Members of the inaugural class of the Obama Foundation Scholars discussed active citizenship and challenges they have faced in their personal projects during a panel event in the Low Library Faculty Room on Wednesday.
The Obama Foundation Scholars Program, a partnership at Columbia with the larger Obama Foundation, selects 12 leaders to partake in learning opportunities at the University for an academic year. The program’s first scholars, who were announced last June, are part of Columbia World Projects, President Lee Bollinger’s initiative aimed at expanding Columbia’s global impact by connecting faculty research to finding solutions to real-world problems, such as climate change and food insecurity.
The panel event, called Citizen-Leaders: A Conversation with the Obama Foundation Scholars, featured four scholars and was moderated by Executive Vice President for University Life, Suzanne Goldberg. Undergraduate and graduate students were in attendance, as well as six other scholars.
The four panelists featured were Trisha Shetty, founder of gender equality and women’s rights advocacy group SheSays India; Ana Maria Gonzalez-Forero, co-founder of Fundación por la Educación Multidimensional (FEM), a non-profit focused on connecting indigenous communities in Colombia to stakeholders for sustainable development; Hong Hoang, founder of Vietnamese environmental advocacy group CHANGE; and Alice Barbe, co-founder of SIGNA France, which fosters connections between refugees and their host nations.
The panelists began by describing their own work and the challenges they faced along the way, finding common ground in their determination working toward a goal despite being questioned by political bodies and even their own community.
Hoang had the audience imagine what it would be like working in her place, shedding light on the intricacies of advocating for environmental policies in areas stricken by poverty.

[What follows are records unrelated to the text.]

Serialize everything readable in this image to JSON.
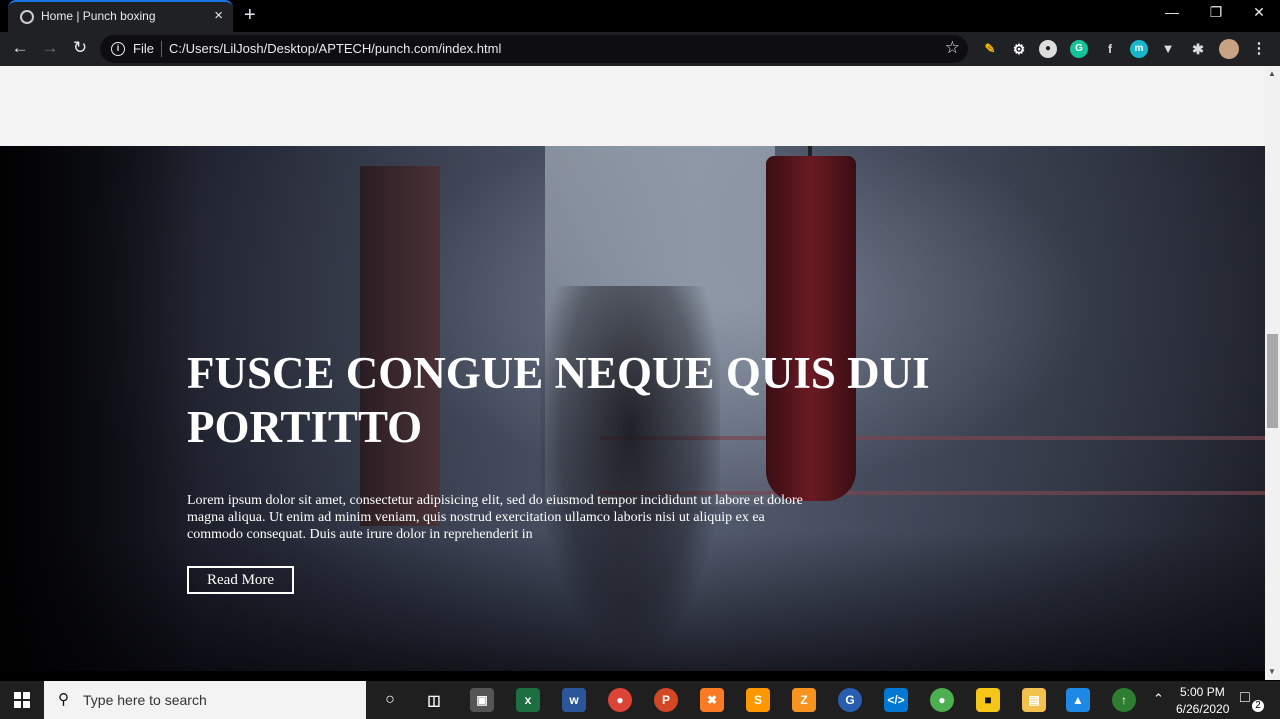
{
  "browser": {
    "tab_title": "Home | Punch boxing",
    "tab_close": "×",
    "new_tab": "+",
    "file_label": "File",
    "url": "C:/Users/LilJosh/Desktop/APTECH/punch.com/index.html",
    "window_controls": {
      "minimize": "—",
      "restore": "❐",
      "close": "✕"
    }
  },
  "hero": {
    "title": "Fusce congue neque quis dui portitto",
    "text": "Lorem ipsum dolor sit amet, consectetur adipisicing elit, sed do eiusmod tempor incididunt ut labore et dolore magna aliqua. Ut enim ad minim veniam, quis nostrud exercitation ullamco laboris nisi ut aliquip ex ea commodo consequat. Duis aute irure dolor in reprehenderit in",
    "button_label": "Read More"
  },
  "taskbar": {
    "search_placeholder": "Type here to search",
    "time": "5:00 PM",
    "date": "6/26/2020",
    "notification_count": "2"
  },
  "colors": {
    "tab_accent": "#1a73e8",
    "chrome_dark": "#202124",
    "hero_text": "#ffffff"
  },
  "icons": {
    "extensions": [
      "pencil-icon",
      "gear-icon",
      "bulb-icon",
      "grammarly-icon",
      "font-icon",
      "meet-icon",
      "vuetify-icon",
      "puzzle-icon",
      "avatar"
    ],
    "taskbar": [
      "cortana-icon",
      "task-view-icon",
      "store-icon",
      "excel-icon",
      "word-icon",
      "chrome-icon",
      "powerpoint-icon",
      "xampp-icon",
      "sublime-icon",
      "filezilla-icon",
      "app-icon",
      "vscode-icon",
      "internet-icon",
      "xampp-control-icon",
      "file-explorer-icon",
      "photos-icon",
      "git-icon"
    ]
  }
}
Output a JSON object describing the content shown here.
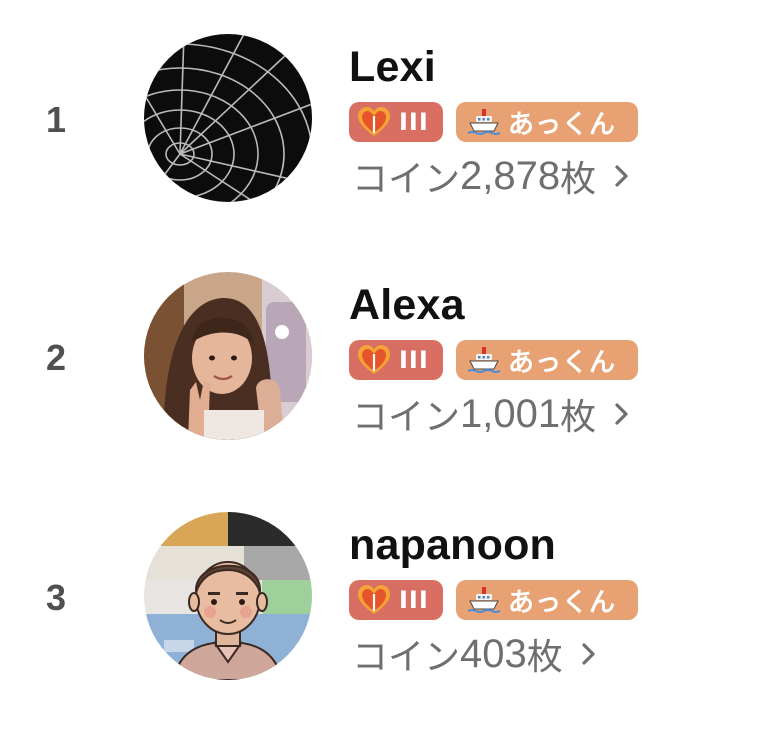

“Imagine that you are in a country of 96 million that just got out of war: I’ve lived through war, I’ve lived through hunger. Everyone wants to change their lives, get better, get food on the table,” Hoang said. “So, when you say, ‘Hey, let’s protect the forests,’ or, ‘The rhinos are dying, the elephants are dying, the ocean is polluted,’ they say, ‘Hey, these people are still hungry and poor, why do you still care about the whales dying from plastic in Thailand?’ They question you about your own motive.”
The discussion soon shifted, however, to the people and communities the panelists work for. Shetty stressed the importance of engaging and remembering the local and global communities, even while studying at Columbia, in order to be an active citizen.
“Because we have proximity to our communities, we know that being here as an Obama Foundation Scholar is amazing, but what got us here? Our work on the ground,” Shetty said. “What are we fighting for? That community and those people.”
Barbe, who recalled examples where people doing humanitarian work would refer to people in communities as “mine,” spoke against the tendency to focus on ourselves as saviors when we do good deeds.
“We need to stop considering ourselves heroes,” Barbe said. “We’re not the heroes here, it’s about the other people, and I think the students today at Columbia know who can speak out about discrimination, global warming, sexism.”
The panelists often spoke on combating the interests of political and economic systems of power, but ultimately challenged individuals and communities to improve and persevere with outreach and activism.
Gonzalez-Forero emphasized the need to have the courage to listen to difficult truths and be able to openly discuss problems.
“The one thing that strikes us more than anything is the lack of courage of other people,” Gonzalez-Forero said. “I think active citizenship is about beating self-doubt. You just have to take the risk, take the chance. Speaking up is not enough, do something.”